The great distinguishing feature of pluralistic therapy is its eminently reasonable principle that different methods can work for different folks at different times and that we need to have collaborative discussion with clients to figure out what will be helpful for this person at this time. And I think the value of our recent paper lies in constraining this principle slightly—in having such conversations, we must also be sensitive to existing social expectations and conventions and reoccurring patterns in our interactions across clients. Similar to the example in Figure 1, most of the clients in our study tended to balk at wide-open questions asking them what they thought might be helpful. There is evidence they treated these questions as something they should not be expected to know. Of course, there will always be a few clients who won’t be thrown by such a question, but our findings show that a safer bet is the practice of delicately manoeuvring between the two extremes as shown in Figure 2—asking an open question, then providing some supportive scaffolding and then finish by opening up the space again and invite the client’s own ideas.
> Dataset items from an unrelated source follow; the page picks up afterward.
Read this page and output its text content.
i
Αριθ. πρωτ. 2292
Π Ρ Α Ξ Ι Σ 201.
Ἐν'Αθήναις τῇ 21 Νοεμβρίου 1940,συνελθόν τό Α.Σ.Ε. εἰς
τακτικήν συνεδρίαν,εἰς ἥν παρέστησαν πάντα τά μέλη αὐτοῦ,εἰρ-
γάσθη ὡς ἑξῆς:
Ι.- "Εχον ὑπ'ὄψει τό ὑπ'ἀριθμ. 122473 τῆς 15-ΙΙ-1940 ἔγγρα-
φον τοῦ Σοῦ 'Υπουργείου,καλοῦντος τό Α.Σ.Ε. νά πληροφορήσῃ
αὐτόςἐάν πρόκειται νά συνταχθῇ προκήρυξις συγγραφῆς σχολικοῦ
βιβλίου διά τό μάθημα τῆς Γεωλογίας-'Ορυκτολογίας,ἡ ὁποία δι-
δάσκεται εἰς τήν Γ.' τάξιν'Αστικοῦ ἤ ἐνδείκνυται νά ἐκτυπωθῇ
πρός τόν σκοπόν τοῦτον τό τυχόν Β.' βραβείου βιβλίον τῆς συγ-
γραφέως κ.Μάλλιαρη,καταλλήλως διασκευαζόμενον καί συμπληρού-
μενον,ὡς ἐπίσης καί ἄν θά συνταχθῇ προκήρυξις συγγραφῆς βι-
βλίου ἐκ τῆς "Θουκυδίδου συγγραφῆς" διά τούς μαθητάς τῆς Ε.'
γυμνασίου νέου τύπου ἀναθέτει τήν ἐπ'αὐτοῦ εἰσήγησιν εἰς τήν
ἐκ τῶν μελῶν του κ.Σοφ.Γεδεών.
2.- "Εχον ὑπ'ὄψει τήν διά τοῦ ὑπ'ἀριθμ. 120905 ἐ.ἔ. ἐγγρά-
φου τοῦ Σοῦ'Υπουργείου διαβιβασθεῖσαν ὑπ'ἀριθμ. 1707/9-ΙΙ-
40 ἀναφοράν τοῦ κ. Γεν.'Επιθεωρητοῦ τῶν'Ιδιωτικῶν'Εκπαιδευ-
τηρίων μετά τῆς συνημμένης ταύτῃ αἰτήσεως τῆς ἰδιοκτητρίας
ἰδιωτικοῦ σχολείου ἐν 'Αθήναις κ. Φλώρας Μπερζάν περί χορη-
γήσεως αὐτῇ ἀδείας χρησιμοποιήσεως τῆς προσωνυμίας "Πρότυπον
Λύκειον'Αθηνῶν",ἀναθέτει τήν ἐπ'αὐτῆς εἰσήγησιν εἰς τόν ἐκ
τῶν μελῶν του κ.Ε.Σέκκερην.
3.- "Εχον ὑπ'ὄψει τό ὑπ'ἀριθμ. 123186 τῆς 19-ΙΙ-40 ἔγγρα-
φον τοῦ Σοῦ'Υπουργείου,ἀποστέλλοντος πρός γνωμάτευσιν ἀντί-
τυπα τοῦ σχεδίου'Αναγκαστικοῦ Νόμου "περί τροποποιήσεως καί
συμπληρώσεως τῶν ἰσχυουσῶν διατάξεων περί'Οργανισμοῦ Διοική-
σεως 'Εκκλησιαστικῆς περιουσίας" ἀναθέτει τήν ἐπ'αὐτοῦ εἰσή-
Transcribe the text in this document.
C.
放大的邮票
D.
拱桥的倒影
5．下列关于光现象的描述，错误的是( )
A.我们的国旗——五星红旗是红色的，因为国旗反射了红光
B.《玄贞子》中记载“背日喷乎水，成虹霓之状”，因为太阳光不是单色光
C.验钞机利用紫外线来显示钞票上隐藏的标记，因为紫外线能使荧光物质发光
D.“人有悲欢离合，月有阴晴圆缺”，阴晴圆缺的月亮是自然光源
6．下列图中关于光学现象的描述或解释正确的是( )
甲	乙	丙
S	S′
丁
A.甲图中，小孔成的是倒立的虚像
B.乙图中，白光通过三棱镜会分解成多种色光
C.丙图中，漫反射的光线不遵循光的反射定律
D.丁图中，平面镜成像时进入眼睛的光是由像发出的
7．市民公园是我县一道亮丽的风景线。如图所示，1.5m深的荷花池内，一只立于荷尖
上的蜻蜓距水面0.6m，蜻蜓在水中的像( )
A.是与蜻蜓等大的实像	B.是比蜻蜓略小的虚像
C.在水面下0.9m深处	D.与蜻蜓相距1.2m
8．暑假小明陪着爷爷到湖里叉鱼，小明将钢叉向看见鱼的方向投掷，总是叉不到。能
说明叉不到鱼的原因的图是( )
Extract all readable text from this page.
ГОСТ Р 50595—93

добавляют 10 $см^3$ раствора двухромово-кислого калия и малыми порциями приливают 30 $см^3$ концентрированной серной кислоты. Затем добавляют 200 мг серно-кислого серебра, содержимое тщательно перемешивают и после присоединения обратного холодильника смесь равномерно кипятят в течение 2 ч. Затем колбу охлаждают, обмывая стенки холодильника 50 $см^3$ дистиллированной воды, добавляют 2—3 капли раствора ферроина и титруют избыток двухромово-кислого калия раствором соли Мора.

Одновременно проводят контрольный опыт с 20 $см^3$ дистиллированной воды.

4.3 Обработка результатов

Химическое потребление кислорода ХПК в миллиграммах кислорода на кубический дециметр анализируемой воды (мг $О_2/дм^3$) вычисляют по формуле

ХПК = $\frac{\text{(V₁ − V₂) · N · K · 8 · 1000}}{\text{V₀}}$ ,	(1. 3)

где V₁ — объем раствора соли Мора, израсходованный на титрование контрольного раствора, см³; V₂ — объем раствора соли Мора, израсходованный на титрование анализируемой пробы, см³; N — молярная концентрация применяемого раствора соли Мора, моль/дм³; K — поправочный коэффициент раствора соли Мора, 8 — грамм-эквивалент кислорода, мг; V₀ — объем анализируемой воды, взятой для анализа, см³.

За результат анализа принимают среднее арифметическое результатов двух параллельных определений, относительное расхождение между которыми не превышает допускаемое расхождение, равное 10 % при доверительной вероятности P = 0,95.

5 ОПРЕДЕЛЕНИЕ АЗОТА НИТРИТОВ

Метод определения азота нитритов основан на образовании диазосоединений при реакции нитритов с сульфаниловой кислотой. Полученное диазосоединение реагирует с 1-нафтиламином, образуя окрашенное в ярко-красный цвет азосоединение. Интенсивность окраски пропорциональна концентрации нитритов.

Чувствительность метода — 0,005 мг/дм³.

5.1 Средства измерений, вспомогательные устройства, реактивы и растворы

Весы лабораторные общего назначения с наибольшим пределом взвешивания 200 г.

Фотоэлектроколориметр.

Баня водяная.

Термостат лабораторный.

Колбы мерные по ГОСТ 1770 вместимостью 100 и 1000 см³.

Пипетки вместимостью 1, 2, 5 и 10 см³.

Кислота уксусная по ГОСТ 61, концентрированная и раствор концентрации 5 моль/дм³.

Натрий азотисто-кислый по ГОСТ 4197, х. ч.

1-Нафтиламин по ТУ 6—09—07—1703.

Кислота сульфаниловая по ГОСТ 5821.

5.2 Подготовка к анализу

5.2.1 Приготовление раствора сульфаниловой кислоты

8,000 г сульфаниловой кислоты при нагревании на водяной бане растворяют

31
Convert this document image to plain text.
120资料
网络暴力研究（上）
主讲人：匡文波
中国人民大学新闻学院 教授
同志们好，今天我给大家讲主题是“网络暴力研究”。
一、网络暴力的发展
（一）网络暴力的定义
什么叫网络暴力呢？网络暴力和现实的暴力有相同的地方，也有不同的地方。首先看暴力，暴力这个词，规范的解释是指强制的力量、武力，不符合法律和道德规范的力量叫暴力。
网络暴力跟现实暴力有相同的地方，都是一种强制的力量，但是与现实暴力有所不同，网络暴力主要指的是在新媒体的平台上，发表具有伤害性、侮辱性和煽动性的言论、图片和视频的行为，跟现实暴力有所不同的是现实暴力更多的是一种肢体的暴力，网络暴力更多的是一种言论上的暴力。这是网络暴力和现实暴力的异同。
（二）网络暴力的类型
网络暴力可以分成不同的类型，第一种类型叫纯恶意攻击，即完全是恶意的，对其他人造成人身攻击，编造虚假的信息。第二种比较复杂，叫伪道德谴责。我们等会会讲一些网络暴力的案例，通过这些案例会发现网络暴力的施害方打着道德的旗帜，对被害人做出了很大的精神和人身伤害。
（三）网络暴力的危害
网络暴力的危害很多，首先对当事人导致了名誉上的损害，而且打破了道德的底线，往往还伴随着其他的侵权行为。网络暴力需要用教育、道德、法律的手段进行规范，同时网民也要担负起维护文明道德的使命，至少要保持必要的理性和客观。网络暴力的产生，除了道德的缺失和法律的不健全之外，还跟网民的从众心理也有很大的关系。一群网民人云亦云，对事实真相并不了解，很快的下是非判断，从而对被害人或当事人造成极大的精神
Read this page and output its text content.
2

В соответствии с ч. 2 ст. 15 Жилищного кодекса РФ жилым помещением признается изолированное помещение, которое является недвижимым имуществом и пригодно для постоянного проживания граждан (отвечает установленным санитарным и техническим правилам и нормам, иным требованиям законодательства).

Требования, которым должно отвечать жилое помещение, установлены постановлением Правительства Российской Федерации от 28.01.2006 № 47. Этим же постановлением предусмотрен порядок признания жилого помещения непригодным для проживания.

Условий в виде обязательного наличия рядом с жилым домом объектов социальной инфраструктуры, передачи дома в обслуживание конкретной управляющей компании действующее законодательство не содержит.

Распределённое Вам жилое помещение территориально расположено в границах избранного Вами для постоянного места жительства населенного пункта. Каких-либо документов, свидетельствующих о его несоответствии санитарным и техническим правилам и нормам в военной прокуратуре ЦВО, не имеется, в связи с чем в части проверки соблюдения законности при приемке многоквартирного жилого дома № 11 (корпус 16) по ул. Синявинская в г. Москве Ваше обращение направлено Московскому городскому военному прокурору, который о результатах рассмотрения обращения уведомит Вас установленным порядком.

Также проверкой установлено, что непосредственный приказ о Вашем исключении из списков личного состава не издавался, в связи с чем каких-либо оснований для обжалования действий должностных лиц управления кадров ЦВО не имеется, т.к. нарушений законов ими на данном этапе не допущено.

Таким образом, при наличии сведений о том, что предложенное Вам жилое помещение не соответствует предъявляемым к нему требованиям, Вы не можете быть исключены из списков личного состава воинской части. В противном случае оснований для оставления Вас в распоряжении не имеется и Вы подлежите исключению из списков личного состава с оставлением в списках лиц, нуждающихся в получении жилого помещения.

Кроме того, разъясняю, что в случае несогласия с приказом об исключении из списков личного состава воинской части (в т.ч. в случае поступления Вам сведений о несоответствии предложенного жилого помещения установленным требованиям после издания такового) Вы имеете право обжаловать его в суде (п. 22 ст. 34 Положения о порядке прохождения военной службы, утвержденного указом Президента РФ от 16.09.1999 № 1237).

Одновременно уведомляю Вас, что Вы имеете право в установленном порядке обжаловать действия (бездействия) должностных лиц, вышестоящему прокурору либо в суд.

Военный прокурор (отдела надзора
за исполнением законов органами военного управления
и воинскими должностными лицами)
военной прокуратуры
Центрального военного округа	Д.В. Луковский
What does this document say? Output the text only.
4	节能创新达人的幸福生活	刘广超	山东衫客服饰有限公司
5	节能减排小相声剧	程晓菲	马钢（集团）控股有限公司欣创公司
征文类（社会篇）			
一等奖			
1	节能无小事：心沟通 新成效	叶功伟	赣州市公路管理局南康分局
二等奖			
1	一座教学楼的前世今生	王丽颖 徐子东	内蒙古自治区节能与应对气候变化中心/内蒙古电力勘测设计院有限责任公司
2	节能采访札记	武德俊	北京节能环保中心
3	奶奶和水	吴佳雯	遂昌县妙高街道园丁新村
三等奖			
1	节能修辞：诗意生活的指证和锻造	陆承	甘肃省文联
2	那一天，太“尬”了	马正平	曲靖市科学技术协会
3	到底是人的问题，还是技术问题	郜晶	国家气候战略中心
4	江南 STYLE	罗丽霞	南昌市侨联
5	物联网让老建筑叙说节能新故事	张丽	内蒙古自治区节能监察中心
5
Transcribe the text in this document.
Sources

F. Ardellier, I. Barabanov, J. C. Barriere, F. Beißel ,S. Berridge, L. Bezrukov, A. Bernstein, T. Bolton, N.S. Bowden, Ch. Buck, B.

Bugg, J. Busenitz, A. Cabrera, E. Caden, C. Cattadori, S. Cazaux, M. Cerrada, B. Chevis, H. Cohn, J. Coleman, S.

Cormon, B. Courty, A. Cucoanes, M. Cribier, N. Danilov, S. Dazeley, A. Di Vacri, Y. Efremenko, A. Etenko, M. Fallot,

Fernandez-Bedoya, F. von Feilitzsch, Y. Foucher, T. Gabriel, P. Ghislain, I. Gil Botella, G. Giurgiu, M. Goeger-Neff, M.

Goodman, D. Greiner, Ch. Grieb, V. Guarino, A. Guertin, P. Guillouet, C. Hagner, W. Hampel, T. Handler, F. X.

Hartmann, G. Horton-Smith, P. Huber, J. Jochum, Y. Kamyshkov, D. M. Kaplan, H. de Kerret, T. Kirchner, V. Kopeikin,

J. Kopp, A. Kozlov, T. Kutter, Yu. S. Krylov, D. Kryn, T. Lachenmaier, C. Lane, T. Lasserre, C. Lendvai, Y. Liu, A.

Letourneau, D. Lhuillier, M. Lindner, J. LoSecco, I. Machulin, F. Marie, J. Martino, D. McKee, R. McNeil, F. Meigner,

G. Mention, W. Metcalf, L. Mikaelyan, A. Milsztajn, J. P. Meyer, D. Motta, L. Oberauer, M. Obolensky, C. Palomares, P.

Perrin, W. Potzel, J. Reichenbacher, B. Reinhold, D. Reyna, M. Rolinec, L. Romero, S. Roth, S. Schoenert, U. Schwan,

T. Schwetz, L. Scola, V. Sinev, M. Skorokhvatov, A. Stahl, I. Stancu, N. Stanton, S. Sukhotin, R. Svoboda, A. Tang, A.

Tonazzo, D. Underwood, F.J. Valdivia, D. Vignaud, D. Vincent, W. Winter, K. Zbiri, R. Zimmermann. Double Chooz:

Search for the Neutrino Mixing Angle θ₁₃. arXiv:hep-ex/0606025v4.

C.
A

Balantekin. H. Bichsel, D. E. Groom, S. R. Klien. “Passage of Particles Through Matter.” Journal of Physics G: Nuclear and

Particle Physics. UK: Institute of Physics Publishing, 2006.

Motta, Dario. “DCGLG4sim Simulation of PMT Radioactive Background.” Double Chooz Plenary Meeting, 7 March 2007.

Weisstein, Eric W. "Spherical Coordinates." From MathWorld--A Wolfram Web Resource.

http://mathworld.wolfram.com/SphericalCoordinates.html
I think our research findings give a small taste of the practical complexities of putting pluralistic therapy (and, indeed, all psychotherapies!) into action. Having an inspirational and rational theoretical structure is one thing, but it’s another thing altogether for a multitude of different therapists and clients to go about trying to implement it in real-life interactions. These findings can be used as training materials as one means of helping to bridge that theory-practice gap.
I like how the conversation analysis research has shown up a wealth of nuance in starting just one conversation in pluralistic therapy. Who knows what unexpected practical and procedural intricacies may surround other important conversations in pluralistic therapy?
And, zooming back out to my original preoccupation with the fundamental structure of things… like the field of particle physics, it appears that the more we dig into therapeutic conversations, the more meaning and complexity we unearth!